Relevante actie: voorlichting van potentiële begunstigden over financieringsmogelijkheden (artikel 115, lid 1, onder c), van de GB-verordening), artikel 7, EFRO, ESF, CF: artikel 115, lid 1, onder c), van de GB-verordening, Elfpo: artikel 66, lid 1, onder i), van Verordening (EU) nr. 1305/2013 (17)

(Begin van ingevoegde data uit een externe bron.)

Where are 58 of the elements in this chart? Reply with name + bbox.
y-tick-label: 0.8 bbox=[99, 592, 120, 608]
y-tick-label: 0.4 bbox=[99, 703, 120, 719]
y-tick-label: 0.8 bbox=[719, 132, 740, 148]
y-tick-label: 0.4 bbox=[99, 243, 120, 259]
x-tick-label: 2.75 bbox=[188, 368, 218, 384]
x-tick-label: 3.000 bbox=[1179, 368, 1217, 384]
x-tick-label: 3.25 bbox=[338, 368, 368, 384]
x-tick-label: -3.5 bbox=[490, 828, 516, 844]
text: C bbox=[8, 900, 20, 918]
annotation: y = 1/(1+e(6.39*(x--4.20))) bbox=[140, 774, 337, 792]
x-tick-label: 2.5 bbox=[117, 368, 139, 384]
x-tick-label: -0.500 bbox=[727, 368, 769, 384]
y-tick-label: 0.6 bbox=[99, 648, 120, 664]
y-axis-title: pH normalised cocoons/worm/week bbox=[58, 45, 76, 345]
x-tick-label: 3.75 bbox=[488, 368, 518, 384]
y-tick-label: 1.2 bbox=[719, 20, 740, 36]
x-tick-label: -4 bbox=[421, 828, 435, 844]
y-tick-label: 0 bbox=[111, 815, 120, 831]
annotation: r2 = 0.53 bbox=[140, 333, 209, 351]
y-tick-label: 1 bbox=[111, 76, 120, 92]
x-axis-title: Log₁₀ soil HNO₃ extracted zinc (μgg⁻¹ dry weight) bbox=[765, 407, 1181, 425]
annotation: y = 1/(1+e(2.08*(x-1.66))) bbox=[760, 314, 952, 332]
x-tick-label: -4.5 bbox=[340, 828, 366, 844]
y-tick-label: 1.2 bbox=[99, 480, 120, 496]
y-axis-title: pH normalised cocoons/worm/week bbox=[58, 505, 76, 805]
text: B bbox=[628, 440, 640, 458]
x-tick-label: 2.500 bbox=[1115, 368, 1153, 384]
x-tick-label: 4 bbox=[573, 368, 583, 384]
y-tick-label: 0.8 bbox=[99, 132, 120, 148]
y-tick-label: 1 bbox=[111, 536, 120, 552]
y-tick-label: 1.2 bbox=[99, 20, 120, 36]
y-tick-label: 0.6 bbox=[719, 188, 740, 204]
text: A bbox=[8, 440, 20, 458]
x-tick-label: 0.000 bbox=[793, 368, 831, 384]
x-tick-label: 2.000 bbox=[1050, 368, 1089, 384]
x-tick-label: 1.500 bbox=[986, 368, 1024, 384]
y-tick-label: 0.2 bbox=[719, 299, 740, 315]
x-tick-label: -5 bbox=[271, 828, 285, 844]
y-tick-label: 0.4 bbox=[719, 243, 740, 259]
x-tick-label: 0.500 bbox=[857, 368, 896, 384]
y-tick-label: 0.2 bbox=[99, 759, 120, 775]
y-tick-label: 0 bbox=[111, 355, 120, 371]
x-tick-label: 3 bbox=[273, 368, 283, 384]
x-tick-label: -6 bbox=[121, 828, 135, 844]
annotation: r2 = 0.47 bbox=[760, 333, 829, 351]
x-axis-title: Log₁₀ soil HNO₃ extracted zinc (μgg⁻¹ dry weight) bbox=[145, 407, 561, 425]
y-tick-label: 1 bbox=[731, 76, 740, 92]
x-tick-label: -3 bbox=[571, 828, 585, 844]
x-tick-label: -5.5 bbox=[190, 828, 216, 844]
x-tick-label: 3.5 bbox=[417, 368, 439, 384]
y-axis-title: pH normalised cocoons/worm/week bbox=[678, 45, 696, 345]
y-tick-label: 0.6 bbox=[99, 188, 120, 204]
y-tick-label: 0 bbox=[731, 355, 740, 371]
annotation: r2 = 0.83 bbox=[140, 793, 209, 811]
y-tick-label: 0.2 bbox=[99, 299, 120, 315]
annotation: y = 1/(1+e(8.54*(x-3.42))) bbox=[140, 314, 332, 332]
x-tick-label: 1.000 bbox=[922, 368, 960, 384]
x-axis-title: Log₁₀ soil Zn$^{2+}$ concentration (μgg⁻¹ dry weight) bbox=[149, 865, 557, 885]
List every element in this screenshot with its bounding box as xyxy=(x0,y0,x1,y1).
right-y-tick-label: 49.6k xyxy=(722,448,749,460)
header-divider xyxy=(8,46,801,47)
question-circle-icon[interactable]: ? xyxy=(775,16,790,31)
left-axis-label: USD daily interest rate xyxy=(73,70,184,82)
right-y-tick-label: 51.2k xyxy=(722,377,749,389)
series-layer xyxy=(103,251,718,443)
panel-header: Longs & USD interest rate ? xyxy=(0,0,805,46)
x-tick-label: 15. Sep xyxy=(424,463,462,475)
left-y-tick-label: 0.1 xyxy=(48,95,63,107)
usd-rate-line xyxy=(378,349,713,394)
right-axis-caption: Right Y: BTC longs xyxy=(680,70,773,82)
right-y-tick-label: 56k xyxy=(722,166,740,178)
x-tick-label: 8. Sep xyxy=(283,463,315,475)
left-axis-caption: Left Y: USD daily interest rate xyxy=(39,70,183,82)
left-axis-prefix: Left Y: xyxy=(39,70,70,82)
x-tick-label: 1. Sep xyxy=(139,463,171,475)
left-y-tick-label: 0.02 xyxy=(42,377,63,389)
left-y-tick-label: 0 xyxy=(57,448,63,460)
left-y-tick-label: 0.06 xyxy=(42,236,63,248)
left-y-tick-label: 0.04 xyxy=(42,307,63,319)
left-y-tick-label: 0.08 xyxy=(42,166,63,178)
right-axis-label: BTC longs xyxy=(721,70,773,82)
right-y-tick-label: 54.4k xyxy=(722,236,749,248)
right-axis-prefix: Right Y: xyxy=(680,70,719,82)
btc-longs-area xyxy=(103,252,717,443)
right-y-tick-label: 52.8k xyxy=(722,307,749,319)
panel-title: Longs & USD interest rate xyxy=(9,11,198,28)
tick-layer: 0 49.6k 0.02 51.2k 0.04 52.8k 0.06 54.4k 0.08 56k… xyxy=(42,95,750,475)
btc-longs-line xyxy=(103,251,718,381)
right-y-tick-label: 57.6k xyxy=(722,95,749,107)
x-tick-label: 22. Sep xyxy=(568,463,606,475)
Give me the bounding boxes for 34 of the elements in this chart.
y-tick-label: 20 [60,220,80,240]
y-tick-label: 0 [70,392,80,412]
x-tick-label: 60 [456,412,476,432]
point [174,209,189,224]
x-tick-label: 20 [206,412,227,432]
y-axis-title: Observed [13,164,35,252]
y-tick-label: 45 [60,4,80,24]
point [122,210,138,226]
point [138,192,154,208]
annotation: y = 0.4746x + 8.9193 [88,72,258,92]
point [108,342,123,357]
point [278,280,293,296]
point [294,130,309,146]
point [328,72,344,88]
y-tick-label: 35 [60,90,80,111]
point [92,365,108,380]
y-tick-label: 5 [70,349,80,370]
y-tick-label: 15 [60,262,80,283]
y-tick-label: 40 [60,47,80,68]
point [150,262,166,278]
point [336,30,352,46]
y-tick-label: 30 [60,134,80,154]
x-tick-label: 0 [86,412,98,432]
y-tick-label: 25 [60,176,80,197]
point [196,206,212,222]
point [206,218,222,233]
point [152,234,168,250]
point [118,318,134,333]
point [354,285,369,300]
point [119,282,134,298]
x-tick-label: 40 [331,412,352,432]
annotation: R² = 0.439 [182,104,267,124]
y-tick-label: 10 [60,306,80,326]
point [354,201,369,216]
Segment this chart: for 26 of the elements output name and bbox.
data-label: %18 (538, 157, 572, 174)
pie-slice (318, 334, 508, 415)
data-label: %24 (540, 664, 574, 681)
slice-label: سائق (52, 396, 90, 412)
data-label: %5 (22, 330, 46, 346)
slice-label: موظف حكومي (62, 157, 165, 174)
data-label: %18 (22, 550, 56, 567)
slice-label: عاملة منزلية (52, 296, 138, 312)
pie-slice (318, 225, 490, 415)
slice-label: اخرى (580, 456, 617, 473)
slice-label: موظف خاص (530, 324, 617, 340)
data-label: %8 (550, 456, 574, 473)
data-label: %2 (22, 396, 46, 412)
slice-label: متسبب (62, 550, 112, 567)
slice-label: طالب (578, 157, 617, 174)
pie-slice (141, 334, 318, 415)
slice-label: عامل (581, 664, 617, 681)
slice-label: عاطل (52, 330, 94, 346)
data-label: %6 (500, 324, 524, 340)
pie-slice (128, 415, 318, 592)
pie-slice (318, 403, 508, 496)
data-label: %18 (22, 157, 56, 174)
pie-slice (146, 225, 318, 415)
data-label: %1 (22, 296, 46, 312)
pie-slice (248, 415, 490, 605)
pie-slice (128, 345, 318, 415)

Relevante in het Handvest neergelegde rechten en beginselen zijn: gelijkheid voor de wet, non-discriminatie

Relevante actie: onderhouden en verstrekken van toegang tot de lijst van concrete acties die via de algemene website of portaalsite toegankelijk is (artikel 115, lid 2, van de GB-verordening): EFRO, ESF, CF: artikel 115, lid 2, van de GB-verordening (18); EFMZV: bijlage V bij Verordening (EU) nr. 508/2014 en Gedelegeerde Verordening (EU) nr. 763/2014 van de Commissie (19).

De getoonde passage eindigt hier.